Research progress in Ph-like childhood acute lymphoblastic leukemia.
- Author:
Xue TANG
1
;
Xia GUO
Author Information
1. Department of Pediatrics, West China Second University Hospital, Sichuan University/Key Laboratory of Birth Defects and Related Diseases of Women and Children (Sichuan University), Ministry of Education, Chengdu 610041, China. guoxkl@163.com.
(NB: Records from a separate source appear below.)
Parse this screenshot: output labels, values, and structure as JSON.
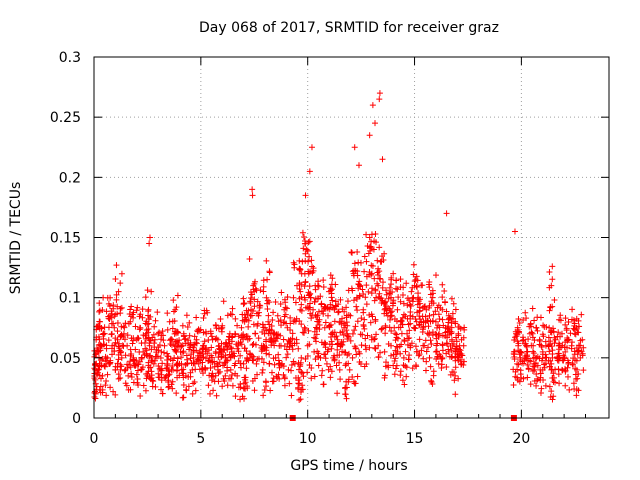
{
  "chart_data": {
    "type": "scatter",
    "title": "Day 068 of 2017, SRMTID for receiver graz",
    "xlabel": "GPS time / hours",
    "ylabel": "SRMTID / TECUs",
    "xlim": [
      0,
      24.1
    ],
    "ylim": [
      0,
      0.3
    ],
    "xticks": [
      0,
      5,
      10,
      15,
      20
    ],
    "xtick_labels": [
      "0",
      "5",
      "10",
      "15",
      "20"
    ],
    "yticks": [
      0,
      0.05,
      0.1,
      0.15,
      0.2,
      0.25,
      0.3
    ],
    "ytick_labels": [
      "0",
      "0.05",
      "0.1",
      "0.15",
      "0.2",
      "0.25",
      "0.3"
    ],
    "grid": true,
    "marker": "+",
    "color": "#ff0000",
    "series": [
      {
        "name": "SRMTID",
        "x": [
          0.05,
          0.1,
          0.18,
          0.28,
          0.35,
          0.5,
          0.62,
          0.75,
          0.85,
          0.95,
          1.1,
          1.25,
          1.4,
          1.55,
          1.7,
          1.85,
          2.0,
          2.15,
          2.3,
          2.45,
          2.55,
          2.6,
          2.7,
          2.85,
          3.0,
          3.15,
          3.3,
          3.45,
          3.6,
          3.75,
          3.9,
          4.05,
          4.2,
          4.35,
          4.5,
          4.65,
          4.8,
          4.95,
          5.1,
          5.25,
          5.4,
          5.55,
          5.7,
          5.85,
          6.0,
          6.15,
          6.3,
          6.45,
          6.6,
          6.75,
          6.9,
          7.05,
          7.2,
          7.35,
          7.45,
          7.55,
          7.7,
          7.85,
          8.0,
          8.15,
          8.3,
          8.45,
          8.6,
          8.75,
          8.9,
          9.05,
          9.2,
          9.35,
          9.5,
          9.65,
          9.75,
          9.85,
          9.95,
          10.05,
          10.15,
          10.25,
          10.35,
          10.5,
          10.65,
          10.8,
          10.95,
          11.1,
          11.25,
          11.4,
          11.55,
          11.7,
          11.85,
          12.0,
          12.15,
          12.3,
          12.45,
          12.6,
          12.75,
          12.9,
          13.0,
          13.1,
          13.2,
          13.3,
          13.45,
          13.6,
          13.75,
          13.9,
          14.05,
          14.2,
          14.35,
          14.5,
          14.65,
          14.8,
          14.95,
          15.1,
          15.25,
          15.4,
          15.55,
          15.7,
          15.85,
          16.0,
          16.15,
          16.3,
          16.45,
          16.6,
          16.75,
          16.9,
          17.05,
          17.2,
          17.3,
          19.65,
          19.75,
          19.85,
          19.95,
          20.1,
          20.25,
          20.4,
          20.55,
          20.7,
          20.85,
          21.0,
          21.15,
          21.3,
          21.45,
          21.6,
          21.75,
          21.9,
          22.05,
          22.2,
          22.35,
          22.5,
          22.65,
          22.75,
          22.85,
          0.2,
          0.4,
          0.7,
          1.0,
          1.3,
          1.6,
          1.9,
          2.2,
          2.5,
          2.8,
          3.1,
          3.4,
          3.7,
          4.0,
          4.3,
          4.6,
          4.9,
          5.2,
          5.5,
          5.8,
          6.1,
          6.4,
          6.7,
          7.0,
          7.3,
          7.6,
          7.9,
          8.2,
          8.5,
          8.8,
          9.1,
          9.4,
          9.7,
          10.0,
          10.3,
          10.6,
          10.9,
          11.2,
          11.5,
          11.8,
          12.1,
          12.4,
          12.7,
          13.0,
          13.3,
          13.6,
          13.9,
          14.2,
          14.5,
          14.8,
          15.1,
          15.4,
          15.7,
          16.0,
          16.3,
          16.6,
          16.9,
          17.2,
          19.8,
          20.2,
          20.6,
          21.0,
          21.4,
          21.8,
          22.2,
          22.6,
          2.58,
          2.62,
          7.4,
          7.42,
          9.9,
          10.1,
          10.2,
          12.2,
          12.4,
          12.9,
          13.05,
          13.15,
          13.35,
          13.38,
          13.5,
          16.5,
          19.7,
          21.4,
          1.15,
          3.8,
          8.1,
          11.0,
          14.0,
          15.0,
          0.08,
          6.95,
          9.6,
          11.9,
          16.9,
          21.5
        ],
        "y": [
          0.045,
          0.065,
          0.055,
          0.08,
          0.06,
          0.07,
          0.05,
          0.085,
          0.06,
          0.075,
          0.065,
          0.055,
          0.07,
          0.06,
          0.08,
          0.05,
          0.065,
          0.075,
          0.055,
          0.07,
          0.09,
          0.06,
          0.05,
          0.065,
          0.07,
          0.055,
          0.06,
          0.045,
          0.065,
          0.05,
          0.06,
          0.055,
          0.07,
          0.045,
          0.06,
          0.05,
          0.065,
          0.055,
          0.06,
          0.07,
          0.05,
          0.065,
          0.055,
          0.06,
          0.075,
          0.05,
          0.065,
          0.055,
          0.07,
          0.06,
          0.075,
          0.08,
          0.065,
          0.09,
          0.11,
          0.07,
          0.085,
          0.06,
          0.075,
          0.08,
          0.065,
          0.07,
          0.085,
          0.06,
          0.09,
          0.075,
          0.065,
          0.08,
          0.11,
          0.09,
          0.13,
          0.1,
          0.14,
          0.12,
          0.1,
          0.09,
          0.11,
          0.08,
          0.095,
          0.075,
          0.085,
          0.07,
          0.09,
          0.065,
          0.08,
          0.075,
          0.07,
          0.085,
          0.12,
          0.1,
          0.11,
          0.09,
          0.13,
          0.15,
          0.12,
          0.14,
          0.1,
          0.11,
          0.13,
          0.09,
          0.085,
          0.1,
          0.075,
          0.09,
          0.08,
          0.095,
          0.07,
          0.085,
          0.1,
          0.08,
          0.095,
          0.075,
          0.09,
          0.085,
          0.1,
          0.08,
          0.07,
          0.09,
          0.075,
          0.085,
          0.065,
          0.08,
          0.07,
          0.065,
          0.06,
          0.055,
          0.07,
          0.06,
          0.05,
          0.065,
          0.055,
          0.07,
          0.06,
          0.05,
          0.065,
          0.055,
          0.06,
          0.075,
          0.05,
          0.065,
          0.06,
          0.07,
          0.055,
          0.065,
          0.06,
          0.07,
          0.055,
          0.06,
          0.065,
          0.04,
          0.035,
          0.045,
          0.04,
          0.05,
          0.035,
          0.045,
          0.04,
          0.035,
          0.045,
          0.04,
          0.035,
          0.04,
          0.045,
          0.035,
          0.04,
          0.045,
          0.04,
          0.035,
          0.04,
          0.045,
          0.04,
          0.035,
          0.045,
          0.05,
          0.045,
          0.04,
          0.045,
          0.05,
          0.045,
          0.04,
          0.045,
          0.05,
          0.06,
          0.055,
          0.05,
          0.045,
          0.05,
          0.04,
          0.045,
          0.05,
          0.055,
          0.06,
          0.065,
          0.06,
          0.055,
          0.06,
          0.055,
          0.05,
          0.06,
          0.055,
          0.06,
          0.05,
          0.055,
          0.05,
          0.055,
          0.05,
          0.045,
          0.045,
          0.05,
          0.045,
          0.04,
          0.045,
          0.05,
          0.045,
          0.04,
          0.145,
          0.15,
          0.19,
          0.185,
          0.185,
          0.205,
          0.225,
          0.225,
          0.21,
          0.235,
          0.26,
          0.245,
          0.265,
          0.27,
          0.215,
          0.17,
          0.155,
          0.11,
          0.105,
          0.09,
          0.115,
          0.105,
          0.12,
          0.11,
          0.02,
          0.018,
          0.015,
          0.03,
          0.035,
          0.03
        ]
      }
    ],
    "gap_markers_x": [
      9.3,
      19.65
    ]
  }
}
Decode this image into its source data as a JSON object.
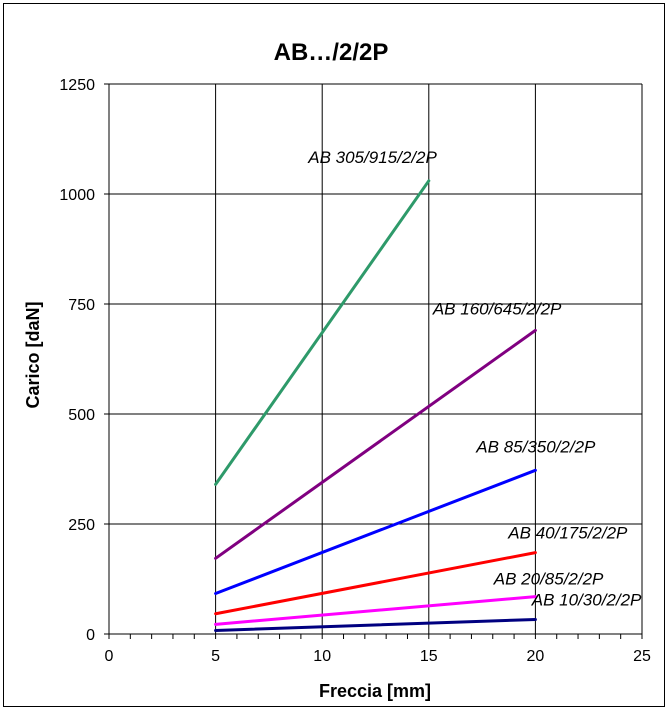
{
  "chart_data": {
    "type": "line",
    "title": "AB…/2/2P",
    "xlabel": "Freccia [mm]",
    "ylabel": "Carico [daN]",
    "xlim": [
      0,
      25
    ],
    "ylim": [
      0,
      1250
    ],
    "x_ticks": [
      "0",
      "5",
      "10",
      "15",
      "20",
      "25"
    ],
    "y_ticks": [
      "0",
      "250",
      "500",
      "750",
      "1000",
      "1250"
    ],
    "grid": true,
    "legend": "inline labels near line ends",
    "series": [
      {
        "name": "AB 305/915/2/2P",
        "color": "#2e9a6a",
        "x": [
          5,
          15
        ],
        "y": [
          340,
          1030
        ]
      },
      {
        "name": "AB 160/645/2/2P",
        "color": "#800080",
        "x": [
          5,
          20
        ],
        "y": [
          172,
          690
        ]
      },
      {
        "name": "AB 85/350/2/2P",
        "color": "#0000ff",
        "x": [
          5,
          20
        ],
        "y": [
          92,
          372
        ]
      },
      {
        "name": "AB 40/175/2/2P",
        "color": "#ff0000",
        "x": [
          5,
          20
        ],
        "y": [
          46,
          185
        ]
      },
      {
        "name": "AB 20/85/2/2P",
        "color": "#ff00ff",
        "x": [
          5,
          20
        ],
        "y": [
          22,
          85
        ]
      },
      {
        "name": "AB 10/30/2/2P",
        "color": "#000080",
        "x": [
          5,
          20
        ],
        "y": [
          8,
          33
        ]
      }
    ]
  }
}
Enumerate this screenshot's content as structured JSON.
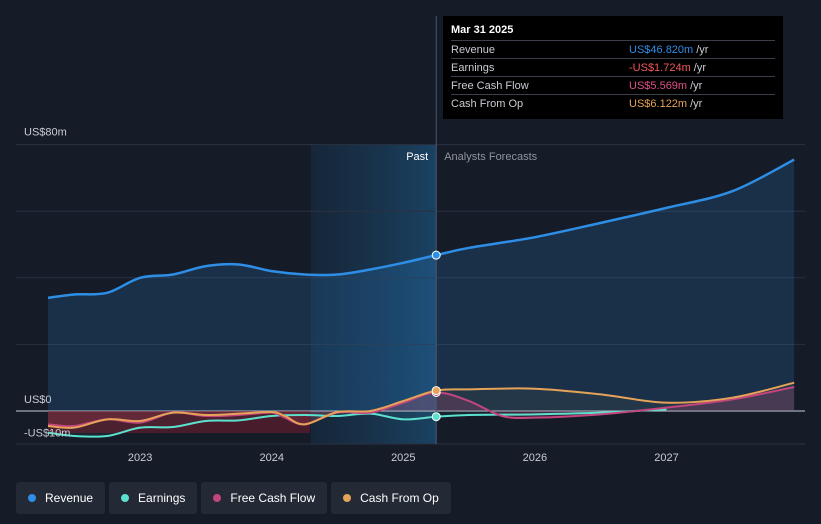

- Publication Type:Journal Article
- MeSH:
Humans;
Janus Kinase 2;
genetics;
PAX5 Transcription Factor;
genetics;
Precursor B-Cell Lymphoblastic Leukemia-Lymphoma;
diagnosis;
drug therapy;
genetics;
Proto-Oncogene Proteins c-abl;
genetics
- From:
Chinese Journal of Contemporary Pediatrics
2017;19(11):1213-1218
- CountryChina
- Language:Chinese
-
Abstract:
Philadelphia chromosome-like acute lymphoblastic leukemia (Ph-like ALL) is a subtype of B-lineage ALL (B-ALL) that displays a gene expression profile (GEP) similar to Philadelphia chromosome-positive ALL (PhALL). It has a diverse range of genetic alterations that activate cytokine receptor genes and kinase signaling pathways, frequently accompanied by abnormal transcription factors related to lymphatic development. Children with Ph-like ALL account for 15% of children with high-risk B-ALL. It has adverse clinical features and a poor prognosis. Tyrosine kinase inhibitors combined with chemotherapy can significantly improve the prognosis of children with PhALL, suggesting that targeted therapy based on the molecular cytogenetic abnormalities of Ph-like ALL has good research prospects. This paper expounds the genetic alterations, pathogenesis, clinical features, diagnostic measures, and potential therapeutic approaches of Ph-like childhood ALL based on recent research progress in Ph-like ALL.